One is not allowed to eat in a restroom. Does this apply to actually putting food into one's mouth or merely having food in one's mouth? If I am chewing gum and want to go to the bathroom, is it necessary to spit out the gum first?


2 Answers 2


May one chew gum on a fast day?

The authorities debate the question of whether chewing constitutes “eating” in the Halachic sense. Hacham Ovadia Hedaya (1890-1969), in his work Yaskil Abdi, rules that chewing gum is not considered “eating,” and thus one does not recite a Beracha before he chews gum. Hacham Ovadia Yosef, however, in his work Yabia Omer (vol. 7, Orah Haim 33), disagrees, and rules that if one chews gum coated with sugar or other sweetening agent, he must recite the Beracha of She’hakol. By the same token, it would be forbidden to chew sweet chewing gum on a fast day. One may, however, chew a substance that has no flavor, such as wax used by people wearing braces, as this certainly does not constitute “eating.”
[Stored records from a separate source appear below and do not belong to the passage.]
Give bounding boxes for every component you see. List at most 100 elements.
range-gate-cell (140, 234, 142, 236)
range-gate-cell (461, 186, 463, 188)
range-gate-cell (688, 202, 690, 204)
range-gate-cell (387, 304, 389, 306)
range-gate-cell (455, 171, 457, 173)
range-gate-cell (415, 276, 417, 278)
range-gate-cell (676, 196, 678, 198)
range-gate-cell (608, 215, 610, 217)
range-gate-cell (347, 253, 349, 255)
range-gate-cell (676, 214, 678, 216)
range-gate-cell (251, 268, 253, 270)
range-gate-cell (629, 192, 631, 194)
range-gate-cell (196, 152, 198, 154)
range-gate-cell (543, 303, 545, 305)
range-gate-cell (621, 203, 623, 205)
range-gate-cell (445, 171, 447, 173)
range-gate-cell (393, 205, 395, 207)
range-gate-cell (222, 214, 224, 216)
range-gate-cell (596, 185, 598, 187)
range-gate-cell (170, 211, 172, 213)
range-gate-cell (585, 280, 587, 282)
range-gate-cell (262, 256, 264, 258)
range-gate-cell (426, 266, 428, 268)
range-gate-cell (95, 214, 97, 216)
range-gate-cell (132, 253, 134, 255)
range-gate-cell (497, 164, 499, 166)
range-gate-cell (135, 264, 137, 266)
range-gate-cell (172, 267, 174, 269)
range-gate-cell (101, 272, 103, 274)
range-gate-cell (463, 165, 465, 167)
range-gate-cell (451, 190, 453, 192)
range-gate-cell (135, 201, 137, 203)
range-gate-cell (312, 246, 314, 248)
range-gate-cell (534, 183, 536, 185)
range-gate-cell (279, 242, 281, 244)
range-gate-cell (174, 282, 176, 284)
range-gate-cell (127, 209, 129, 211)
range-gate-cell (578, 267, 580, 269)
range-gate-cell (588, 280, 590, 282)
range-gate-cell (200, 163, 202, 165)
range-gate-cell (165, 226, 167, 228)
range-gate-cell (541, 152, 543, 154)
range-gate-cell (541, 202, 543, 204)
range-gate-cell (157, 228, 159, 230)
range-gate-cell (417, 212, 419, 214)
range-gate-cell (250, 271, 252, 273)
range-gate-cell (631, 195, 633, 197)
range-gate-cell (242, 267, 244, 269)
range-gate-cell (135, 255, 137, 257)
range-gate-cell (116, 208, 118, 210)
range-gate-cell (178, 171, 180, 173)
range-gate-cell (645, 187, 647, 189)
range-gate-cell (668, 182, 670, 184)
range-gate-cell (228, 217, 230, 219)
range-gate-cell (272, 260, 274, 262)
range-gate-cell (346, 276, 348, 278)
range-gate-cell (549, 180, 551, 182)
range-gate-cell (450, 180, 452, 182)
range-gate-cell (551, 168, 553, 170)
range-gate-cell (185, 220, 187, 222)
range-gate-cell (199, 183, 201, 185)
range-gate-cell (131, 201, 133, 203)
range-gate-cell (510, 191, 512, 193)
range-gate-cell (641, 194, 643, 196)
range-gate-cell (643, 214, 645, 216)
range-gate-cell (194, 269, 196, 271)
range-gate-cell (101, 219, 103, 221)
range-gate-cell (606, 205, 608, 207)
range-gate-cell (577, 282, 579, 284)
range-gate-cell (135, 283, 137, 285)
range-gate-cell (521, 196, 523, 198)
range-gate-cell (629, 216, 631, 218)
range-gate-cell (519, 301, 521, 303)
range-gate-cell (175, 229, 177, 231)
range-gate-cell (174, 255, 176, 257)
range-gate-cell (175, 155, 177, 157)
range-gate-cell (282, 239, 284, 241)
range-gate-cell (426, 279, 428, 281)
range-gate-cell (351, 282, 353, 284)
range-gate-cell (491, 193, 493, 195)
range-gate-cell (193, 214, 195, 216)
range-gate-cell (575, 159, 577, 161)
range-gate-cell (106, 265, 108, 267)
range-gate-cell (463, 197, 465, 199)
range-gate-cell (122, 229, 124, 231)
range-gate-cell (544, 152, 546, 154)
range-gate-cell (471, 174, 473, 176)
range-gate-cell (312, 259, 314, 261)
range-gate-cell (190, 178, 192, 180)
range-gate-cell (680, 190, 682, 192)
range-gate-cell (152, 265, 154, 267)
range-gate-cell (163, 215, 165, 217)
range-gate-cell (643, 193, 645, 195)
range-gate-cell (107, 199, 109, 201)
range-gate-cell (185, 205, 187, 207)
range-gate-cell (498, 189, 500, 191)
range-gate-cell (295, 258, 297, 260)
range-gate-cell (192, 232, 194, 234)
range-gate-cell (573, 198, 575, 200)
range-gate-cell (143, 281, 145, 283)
According to the of the Yaskil Abdi where you do not make a Bracha on chewing gum as it is not considered eating then you would be allowed to chew gum in the bathroom.

  • 3
    I think you still have to demonstrate why you think the parameters of what constitutes eating should be the same for making a beracha and going into the bathroom.
    – Isaac Moses
    Commented Apr 10, 2011 at 6:47
  • I agree with @IsaacMoses, this answer does not seem very relevant.
    – Izzy
    Commented Jul 18, 2021 at 14:39

See DinOnline's response to this question here where Harav Zeev Litka responds to this question based on a Minchas Yitzchok, Mishna Berura and Chazon Ish

The Minchas Chinuch 3:63 writes that one should avoid bringing any type of food into the bathroom, even when clean, whenever possible.

As long as the gum still has a flavor it would be considered food.